Nearly 50,000 farms are spread across North Carolina, according to the state’s Department of Agriculture & Consumer Services. Together, they bring in $76 billion annually. But many are struggling in the midst of an economic shutdown.

It’s currently peak strawberry season in Eastern North Carolina. That’s a problem for Cal Lewis, owner of Lewis Nursery and Farms. The farm -- which includes a “berry picking” and retail location in Wilmington, as well as a wholesale operation in Rocky Point -- produces strawberries, blackberries, and blueberries.


“If it had impacted us after our harvest season, it'd be a lot less damaging. But it is our harvest season, it is our peak season -- so we're got no choice but to deal with it.”


Lewis says the challenge for farmers has a lot to do with timing. For example, vegetable farms -- which are usually planting this time of year -- are trying to figure out how many crops to plant, as future demand grows increasingly uncertain.


Farms like Lewis’s, that are in the harvesting phase, are picking what they have and hoping the markets will stabilize. Last week, the farm reopened berry picking at its Wilmington location. 


Lewis has this advice for shoppers who want to support local agriculture: 


“Just to ask their grocery stores and their retailers where they shop to support local and buy local and stuff like that. And also to go to the farmer’s markets and support growers right there at the retail level.”

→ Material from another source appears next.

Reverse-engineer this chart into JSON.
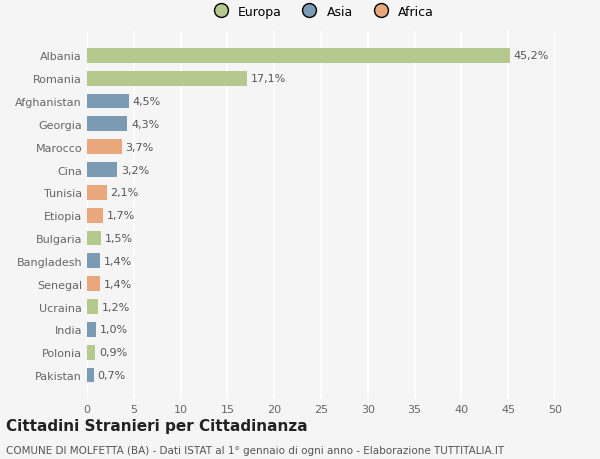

A comprehensive New Hanover County Guide includes links to area markets, farms, and resources for communities in need.

Some highlights:

  • The Wilmington Farmers Market at Tidal Creek is now located at Wrightsville Beach Brewing Company. They’re set up every Saturday as a drive-thru market, so you can shop without getting out of your car. You can also email them to sign up for the weekly newsletter listing the farmers and food the current week. 

  • Some individual farmers are setting up to provide offerings on their own property. Terra Vita Farm is open every weekend. They've also teamed up with two other farms, so at that one location you can also buy from Red-Tailed Farm and Green Drop Farm. Email owner Michael Torbett at michael@terravitamicro.com to be added to their weekly text of offerings. 

  • Humble Roots Farm also offers food at their own property. Meanwhile, Feast Down East has started a Community Supported Agriculture (CSA) box program. You can order a box of produce, comprising produce from several different area farms.